The nature of live morning telly is such that it’s hard to get chance to say much in what’s set up as a “debate” with Richard Madeley (whose randomness I love) chucking in random stories like about what happened when he asked Gaby Roslin if she was pregnant (and she didn’t know she was, but she was). Also I was “Up against” the right wing commentator Ann Atkins who, though she is churchy and thinks women should have kids, was reluctant to agree that people should pester Jennifer Aniston about whether she’s going to have kids.
Anyway, the thing I’d love to have said is that this narrative is a bit of a red herring. The story in which “Poor Jen” doesn’t have children, and in which I sometimes still get asked why I don’t/didn’t want them, is by the by. So, people are rude and find it harder to get to grips with women who don’t conform, nothing new there. Mothers get MUCH worse mithering about their choices- because this is all part of the wider issue of society still getting too much of a say over women’s bodies and women as supposed to be both “productive” and “reproductive”. It’s I think, much harder to be a mother in a society that is STILL not set up so that women get a fair crack of the whip at work (gender pay gaps, no allowances for career breaks etc). In a society that stigmatises single mothers. In a society which carries on the historic patriarchy of the church in which women’s roles are to be an Ideal Mother and a Productive Worker, preferably all at once. No matter how much austerity or lack of social privilege make it difficult. It’s also much harder to want children and not be able to have them for biological/social/economic reasons.
Compared to that, being expected to want kids is a minor irritant. What’s more destructive is that we are so rarely allowed to see and hear the narrative of the HAPPILY child-free woman. The women (AND MEN) who choose not to be parents and still do good stuff. Are still “complete”. Have had a variety of different experiences which were fulfilling in different ways. I don’t think it’s better or worse not to have children and its too simplistic to say “But it’s all down to individual choice” because there are all sorts of social factors driving this stuff (In a way you have to be able to afford to have kids- but you also have to be able to afford NOT to have kids).
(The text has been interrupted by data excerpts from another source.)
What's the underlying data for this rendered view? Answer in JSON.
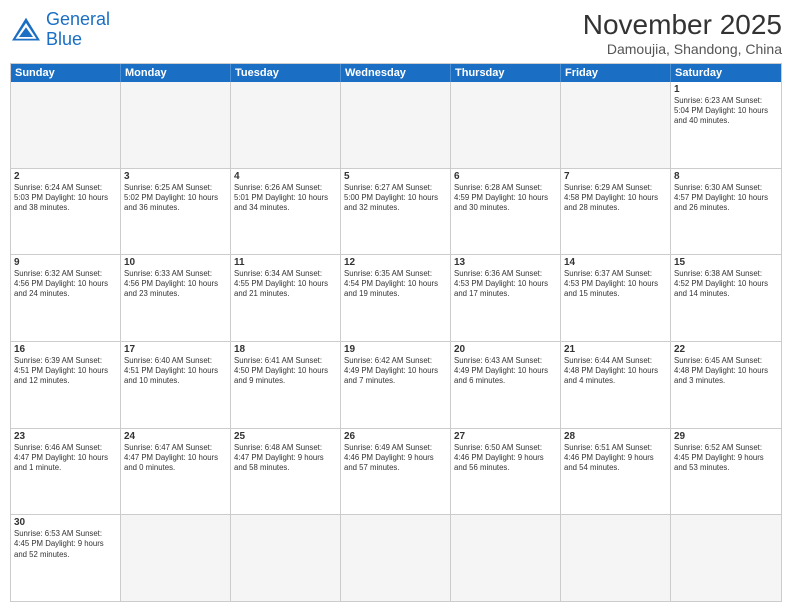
{
  "logo": {
    "line1": "General",
    "line2": "Blue"
  },
  "title": "November 2025",
  "subtitle": "Damoujia, Shandong, China",
  "weekdays": [
    "Sunday",
    "Monday",
    "Tuesday",
    "Wednesday",
    "Thursday",
    "Friday",
    "Saturday"
  ],
  "rows": [
    [
      {
        "day": "",
        "info": "",
        "empty": true
      },
      {
        "day": "",
        "info": "",
        "empty": true
      },
      {
        "day": "",
        "info": "",
        "empty": true
      },
      {
        "day": "",
        "info": "",
        "empty": true
      },
      {
        "day": "",
        "info": "",
        "empty": true
      },
      {
        "day": "",
        "info": "",
        "empty": true
      },
      {
        "day": "1",
        "info": "Sunrise: 6:23 AM\nSunset: 5:04 PM\nDaylight: 10 hours and 40 minutes.",
        "empty": false
      }
    ],
    [
      {
        "day": "2",
        "info": "Sunrise: 6:24 AM\nSunset: 5:03 PM\nDaylight: 10 hours and 38 minutes.",
        "empty": false
      },
      {
        "day": "3",
        "info": "Sunrise: 6:25 AM\nSunset: 5:02 PM\nDaylight: 10 hours and 36 minutes.",
        "empty": false
      },
      {
        "day": "4",
        "info": "Sunrise: 6:26 AM\nSunset: 5:01 PM\nDaylight: 10 hours and 34 minutes.",
        "empty": false
      },
      {
        "day": "5",
        "info": "Sunrise: 6:27 AM\nSunset: 5:00 PM\nDaylight: 10 hours and 32 minutes.",
        "empty": false
      },
      {
        "day": "6",
        "info": "Sunrise: 6:28 AM\nSunset: 4:59 PM\nDaylight: 10 hours and 30 minutes.",
        "empty": false
      },
      {
        "day": "7",
        "info": "Sunrise: 6:29 AM\nSunset: 4:58 PM\nDaylight: 10 hours and 28 minutes.",
        "empty": false
      },
      {
        "day": "8",
        "info": "Sunrise: 6:30 AM\nSunset: 4:57 PM\nDaylight: 10 hours and 26 minutes.",
        "empty": false
      }
    ],
    [
      {
        "day": "9",
        "info": "Sunrise: 6:32 AM\nSunset: 4:56 PM\nDaylight: 10 hours and 24 minutes.",
        "empty": false
      },
      {
        "day": "10",
        "info": "Sunrise: 6:33 AM\nSunset: 4:56 PM\nDaylight: 10 hours and 23 minutes.",
        "empty": false
      },
      {
        "day": "11",
        "info": "Sunrise: 6:34 AM\nSunset: 4:55 PM\nDaylight: 10 hours and 21 minutes.",
        "empty": false
      },
      {
        "day": "12",
        "info": "Sunrise: 6:35 AM\nSunset: 4:54 PM\nDaylight: 10 hours and 19 minutes.",
        "empty": false
      },
      {
        "day": "13",
        "info": "Sunrise: 6:36 AM\nSunset: 4:53 PM\nDaylight: 10 hours and 17 minutes.",
        "empty": false
      },
      {
        "day": "14",
        "info": "Sunrise: 6:37 AM\nSunset: 4:53 PM\nDaylight: 10 hours and 15 minutes.",
        "empty": false
      },
      {
        "day": "15",
        "info": "Sunrise: 6:38 AM\nSunset: 4:52 PM\nDaylight: 10 hours and 14 minutes.",
        "empty": false
      }
    ],
    [
      {
        "day": "16",
        "info": "Sunrise: 6:39 AM\nSunset: 4:51 PM\nDaylight: 10 hours and 12 minutes.",
        "empty": false
      },
      {
        "day": "17",
        "info": "Sunrise: 6:40 AM\nSunset: 4:51 PM\nDaylight: 10 hours and 10 minutes.",
        "empty": false
      },
      {
        "day": "18",
        "info": "Sunrise: 6:41 AM\nSunset: 4:50 PM\nDaylight: 10 hours and 9 minutes.",
        "empty": false
      },
      {
        "day": "19",
        "info": "Sunrise: 6:42 AM\nSunset: 4:49 PM\nDaylight: 10 hours and 7 minutes.",
        "empty": false
      },
      {
        "day": "20",
        "info": "Sunrise: 6:43 AM\nSunset: 4:49 PM\nDaylight: 10 hours and 6 minutes.",
        "empty": false
      },
      {
        "day": "21",
        "info": "Sunrise: 6:44 AM\nSunset: 4:48 PM\nDaylight: 10 hours and 4 minutes.",
        "empty": false
      },
      {
        "day": "22",
        "info": "Sunrise: 6:45 AM\nSunset: 4:48 PM\nDaylight: 10 hours and 3 minutes.",
        "empty": false
      }
    ],
    [
      {
        "day": "23",
        "info": "Sunrise: 6:46 AM\nSunset: 4:47 PM\nDaylight: 10 hours and 1 minute.",
        "empty": false
      },
      {
        "day": "24",
        "info": "Sunrise: 6:47 AM\nSunset: 4:47 PM\nDaylight: 10 hours and 0 minutes.",
        "empty": false
      },
      {
        "day": "25",
        "info": "Sunrise: 6:48 AM\nSunset: 4:47 PM\nDaylight: 9 hours and 58 minutes.",
        "empty": false
      },
      {
        "day": "26",
        "info": "Sunrise: 6:49 AM\nSunset: 4:46 PM\nDaylight: 9 hours and 57 minutes.",
        "empty": false
      },
      {
        "day": "27",
        "info": "Sunrise: 6:50 AM\nSunset: 4:46 PM\nDaylight: 9 hours and 56 minutes.",
        "empty": false
      },
      {
        "day": "28",
        "info": "Sunrise: 6:51 AM\nSunset: 4:46 PM\nDaylight: 9 hours and 54 minutes.",
        "empty": false
      },
      {
        "day": "29",
        "info": "Sunrise: 6:52 AM\nSunset: 4:45 PM\nDaylight: 9 hours and 53 minutes.",
        "empty": false
      }
    ],
    [
      {
        "day": "30",
        "info": "Sunrise: 6:53 AM\nSunset: 4:45 PM\nDaylight: 9 hours and 52 minutes.",
        "empty": false
      },
      {
        "day": "",
        "info": "",
        "empty": true
      },
      {
        "day": "",
        "info": "",
        "empty": true
      },
      {
        "day": "",
        "info": "",
        "empty": true
      },
      {
        "day": "",
        "info": "",
        "empty": true
      },
      {
        "day": "",
        "info": "",
        "empty": true
      },
      {
        "day": "",
        "info": "",
        "empty": true
      }
    ]
  ]
}
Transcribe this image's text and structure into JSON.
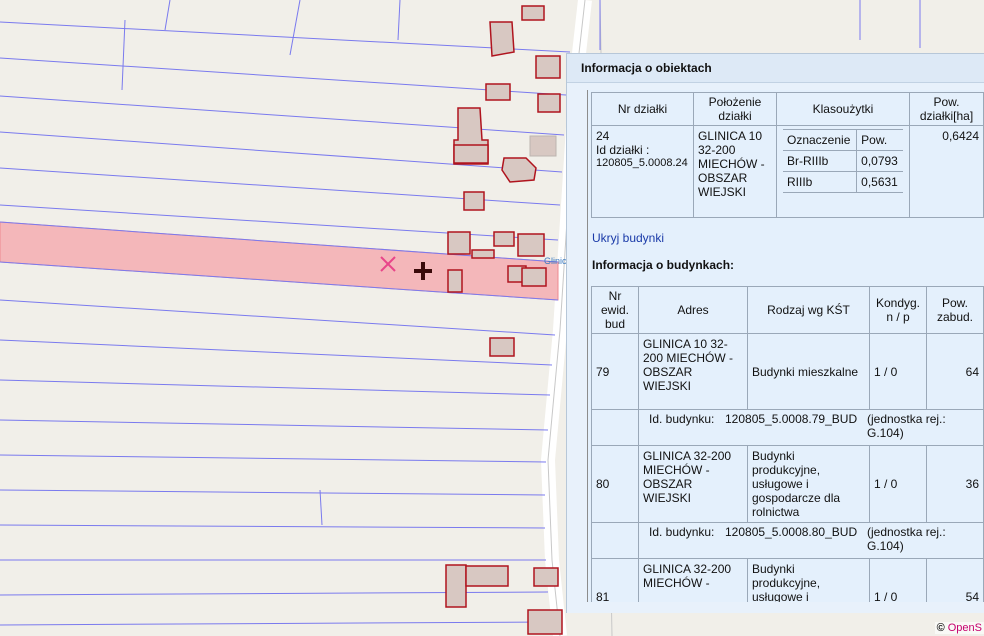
{
  "panel": {
    "title": "Informacja o obiektach"
  },
  "parcel_table": {
    "headers": [
      "Nr działki",
      "Położenie działki",
      "Klasoużytki",
      "Pow. działki[ha]"
    ],
    "row": {
      "nr": "24",
      "id_label": "Id działki :",
      "id": "120805_5.0008.24",
      "location": "GLINICA 10 32-200 MIECHÓW - OBSZAR WIEJSKI",
      "area": "0,6424",
      "classes_headers": [
        "Oznaczenie",
        "Pow."
      ],
      "classes": [
        {
          "code": "Br-RIIIb",
          "area": "0,0793"
        },
        {
          "code": "RIIIb",
          "area": "0,5631"
        }
      ]
    }
  },
  "toggle_link": "Ukryj budynki",
  "buildings_heading": "Informacja o budynkach:",
  "buildings_table": {
    "headers": [
      "Nr ewid. bud",
      "Adres",
      "Rodzaj wg KŚT",
      "Kondyg. n / p",
      "Pow. zabud."
    ],
    "rows": [
      {
        "nr": "79",
        "address": "GLINICA 10 32-200 MIECHÓW - OBSZAR WIEJSKI",
        "type": "Budynki mieszkalne",
        "floors": "1 / 0",
        "area": "64",
        "id_label": "Id. budynku:",
        "id": "120805_5.0008.79_BUD",
        "unit": "(jednostka rej.: G.104)"
      },
      {
        "nr": "80",
        "address": "GLINICA 32-200 MIECHÓW - OBSZAR WIEJSKI",
        "type": "Budynki produkcyjne, usługowe i gospodarcze dla rolnictwa",
        "floors": "1 / 0",
        "area": "36",
        "id_label": "Id. budynku:",
        "id": "120805_5.0008.80_BUD",
        "unit": "(jednostka rej.: G.104)"
      },
      {
        "nr": "81",
        "address": "GLINICA 32-200 MIECHÓW -",
        "type": "Budynki produkcyjne, usługowe i",
        "floors": "1 / 0",
        "area": "54"
      }
    ]
  },
  "map": {
    "label_glinica": "Glinic",
    "attribution_symbol": "©",
    "attribution_text": "OpenS",
    "colors": {
      "parcel_line": "#7a7aee",
      "highlight": "#f2a9ad",
      "building_fill": "#d8c8c2",
      "building_border": "#b0141e",
      "marker_x": "#e8458a"
    }
  }
}
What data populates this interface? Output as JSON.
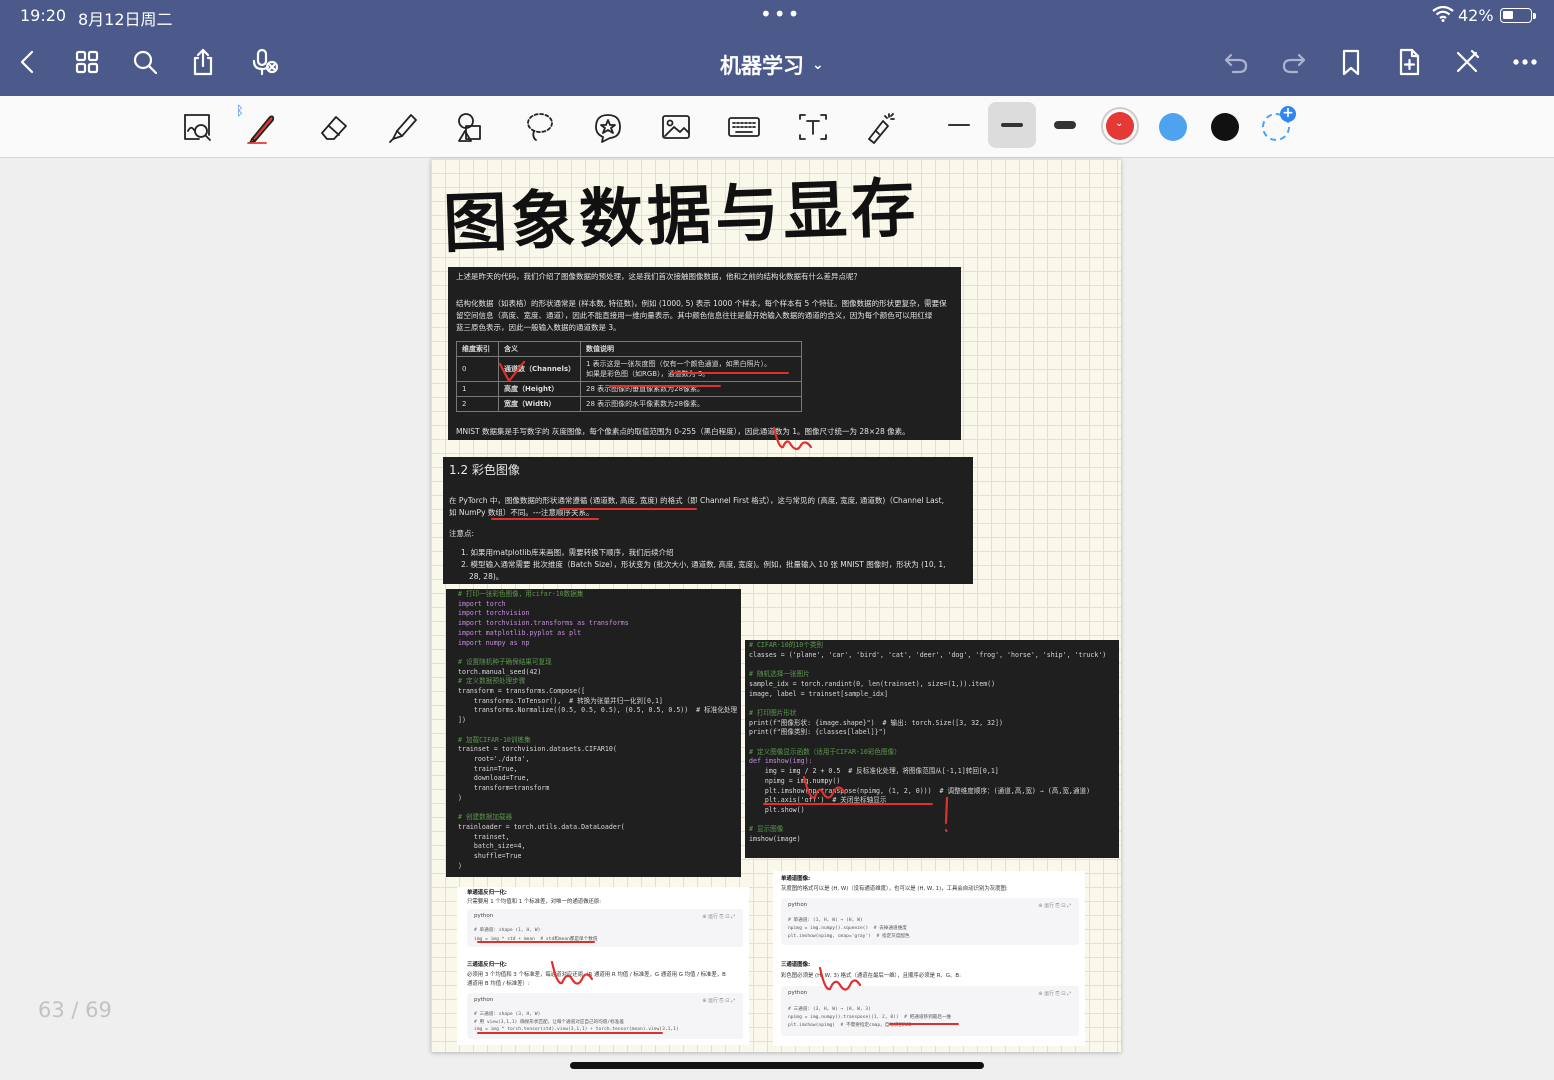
{
  "status": {
    "time": "19:20",
    "date": "8月12日周二",
    "battery": "42%",
    "battery_level": 0.42,
    "dots": "•••"
  },
  "header": {
    "title": "机器学习"
  },
  "colors": {
    "nav_bg": "#4b5a8a",
    "red": "#e53935",
    "blue": "#4da3f0",
    "black": "#111111"
  },
  "page": {
    "counter": "63 / 69",
    "title": "图象数据与显存",
    "card1": {
      "q": "上述是昨天的代码，我们介绍了图像数据的预处理，这是我们首次接触图像数据，他和之前的结构化数据有什么差异点呢？",
      "p1": "结构化数据（如表格）的形状通常是 (样本数, 特征数)，例如 (1000, 5) 表示 1000 个样本，每个样本有 5 个特征。图像数据的形状更复杂，需要保",
      "p2": "留空间信息（高度、宽度、通道），因此不能直接用一维向量表示。其中颜色信息往往是最开始输入数据的通道的含义，因为每个颜色可以用红绿",
      "p3": "蓝三原色表示，因此一般输入数据的通道数是 3。",
      "headers": [
        "维度索引",
        "含义",
        "数值说明"
      ],
      "rows": [
        {
          "idx": "0",
          "meaning": "通道数（Channels）",
          "desc1": "1 表示这是一张灰度图（仅有一个颜色通道，如黑白照片）。",
          "desc2": "如果是彩色图（如RGB），通道数为 3。"
        },
        {
          "idx": "1",
          "meaning": "高度（Height）",
          "desc1": "28 表示图像的垂直像素数为28像素。",
          "desc2": ""
        },
        {
          "idx": "2",
          "meaning": "宽度（Width）",
          "desc1": "28 表示图像的水平像素数为28像素。",
          "desc2": ""
        }
      ],
      "footer": "MNIST 数据集是手写数字的 灰度图像，每个像素点的取值范围为 0-255（黑白程度），因此通道数为 1。图像尺寸统一为 28×28 像素。"
    },
    "card2": {
      "heading": "1.2 彩色图像",
      "p1": "在 PyTorch 中，图像数据的形状通常遵循 (通道数, 高度, 宽度) 的格式（即 Channel First 格式），这与常见的 (高度, 宽度, 通道数)（Channel Last,",
      "p2": "如 NumPy 数组）不同。---注意顺序关系。",
      "note": "注意点:",
      "li1": "1. 如果用matplotlib库来画图，需要转换下顺序，我们后续介绍",
      "li2": "2. 模型输入通常需要 批次维度（Batch Size），形状变为 (批次大小, 通道数, 高度, 宽度)。例如，批量输入 10 张 MNIST 图像时，形状为 (10, 1,",
      "li3": "28, 28)。"
    },
    "code_left": [
      "# 打印一张彩色图像，用cifar-10数据集",
      "import torch",
      "import torchvision",
      "import torchvision.transforms as transforms",
      "import matplotlib.pyplot as plt",
      "import numpy as np",
      "",
      "# 设置随机种子确保结果可复现",
      "torch.manual_seed(42)",
      "# 定义数据预处理步骤",
      "transform = transforms.Compose([",
      "    transforms.ToTensor(),  # 转换为张量并归一化到[0,1]",
      "    transforms.Normalize((0.5, 0.5, 0.5), (0.5, 0.5, 0.5))  # 标准化处理",
      "])",
      "",
      "# 加载CIFAR-10训练集",
      "trainset = torchvision.datasets.CIFAR10(",
      "    root='./data',",
      "    train=True,",
      "    download=True,",
      "    transform=transform",
      ")",
      "",
      "# 创建数据加载器",
      "trainloader = torch.utils.data.DataLoader(",
      "    trainset,",
      "    batch_size=4,",
      "    shuffle=True",
      ")"
    ],
    "code_right": [
      "# CIFAR-10的10个类别",
      "classes = ('plane', 'car', 'bird', 'cat', 'deer', 'dog', 'frog', 'horse', 'ship', 'truck')",
      "",
      "# 随机选择一张图片",
      "sample_idx = torch.randint(0, len(trainset), size=(1,)).item()",
      "image, label = trainset[sample_idx]",
      "",
      "# 打印图片形状",
      "print(f\"图像形状: {image.shape}\")  # 输出: torch.Size([3, 32, 32])",
      "print(f\"图像类别: {classes[label]}\")",
      "",
      "# 定义图像显示函数（适用于CIFAR-10彩色图像）",
      "def imshow(img):",
      "    img = img / 2 + 0.5  # 反标准化处理，将图像范围从[-1,1]转回[0,1]",
      "    npimg = img.numpy()",
      "    plt.imshow(np.transpose(npimg, (1, 2, 0)))  # 调整维度顺序：(通道,高,宽) → (高,宽,通道)",
      "    plt.axis('off')  # 关闭坐标轴显示",
      "    plt.show()",
      "",
      "# 显示图像",
      "imshow(image)"
    ],
    "bl": {
      "s1_title": "单通道反归一化:",
      "s1_desc": "只需要用 1 个均值和 1 个标准差，对唯一的通道做还原:",
      "s1_lang": "python",
      "s1_ops": "⊕ 运行  ⎘  ⊡  ⤢",
      "s1_c1": "# 单通道: shape (1, H, W)",
      "s1_c2": "img = img * std + mean  # std和mean都是单个数值",
      "s2_title": "三通道反归一化:",
      "s2_desc": "必须用 3 个均值和 3 个标准差，每通道对应还原（R 通道用 R 均值 / 标准差，G 通道用 G 均值 / 标准差，B",
      "s2_desc2": "通道用 B 均值 / 标准差）:",
      "s2_lang": "python",
      "s2_ops": "⊕ 运行  ⎘  ⊡  ⤢",
      "s2_c1": "# 三通道: shape (3, H, W)",
      "s2_c2": "# 用 view(3,1,1) 确保形状匹配，让每个通道对应自己的均值/标准差",
      "s2_c3": "img = img * torch.tensor(std).view(3,1,1) + torch.tensor(mean).view(3,1,1)"
    },
    "br": {
      "s1_title": "单通道图像:",
      "s1_desc": "灰度图的格式可以是 (H, W)（没有通道维度），也可以是 (H, W, 1)，工具会自动识别为灰度图:",
      "s1_lang": "python",
      "s1_ops": "⊕ 运行  ⎘  ⊡  ⤢",
      "s1_c1": "# 单通道: (1, H, W) → (H, W)",
      "s1_c2": "npimg = img.numpy().squeeze()  # 去掉通道维度",
      "s1_c3": "plt.imshow(npimg, cmap='gray')  # 指定灰度配色",
      "s2_title": "三通道图像:",
      "s2_desc": "彩色图必须是 (H, W, 3) 格式（通道在最后一维），且顺序必须是 R、G、B:",
      "s2_lang": "python",
      "s2_ops": "⊕ 运行  ⎘  ⊡  ⤢",
      "s2_c1": "# 三通道: (3, H, W) → (H, W, 3)",
      "s2_c2": "npimg = img.numpy().transpose((1, 2, 0))  # 把通道移到最后一维",
      "s2_c3": "plt.imshow(npimg)  # 不需要指定cmap，自动识别RGB"
    }
  }
}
A New Statesman article once suggested happily child free woman are like unicorns (as in, mythical). Of course, there are LOADS of us. But we rarely get heard because we’re drawn into “Poor Jen” type narratives. It also makes it difficult for parents to then talk publicly about how challenging parenting is (I’m really not convinced by Ann Atkins’ assertion that she’s never met anyone who regrets having children- just people who don’t feel they can say so).
We don’t necessarily need people to be more tactful in how they talk about issues of parenthood and babyhood and make it taboo to ask people about their choices – we just need to hear a greater variety of stories and allow people to be honest. I’d love Jennifer Aniston to be able to come out and say “I’ve never had kids and I wake up every day in my lovely child-free apartment and thank my lucky stars I’m not a parent. Plus also I had a ginormous burrito for dinner and am now a bit bloated, whilst still conforming to Hollywood star standards. So don’t worry about me too much- cast your attention to wider structural issues of inequality”. Or, failing that, give me more than two minutes on telly and I’ll say it. (I sort of did in The Price of Happiness, my Radio 4 show- still on iPlayer…).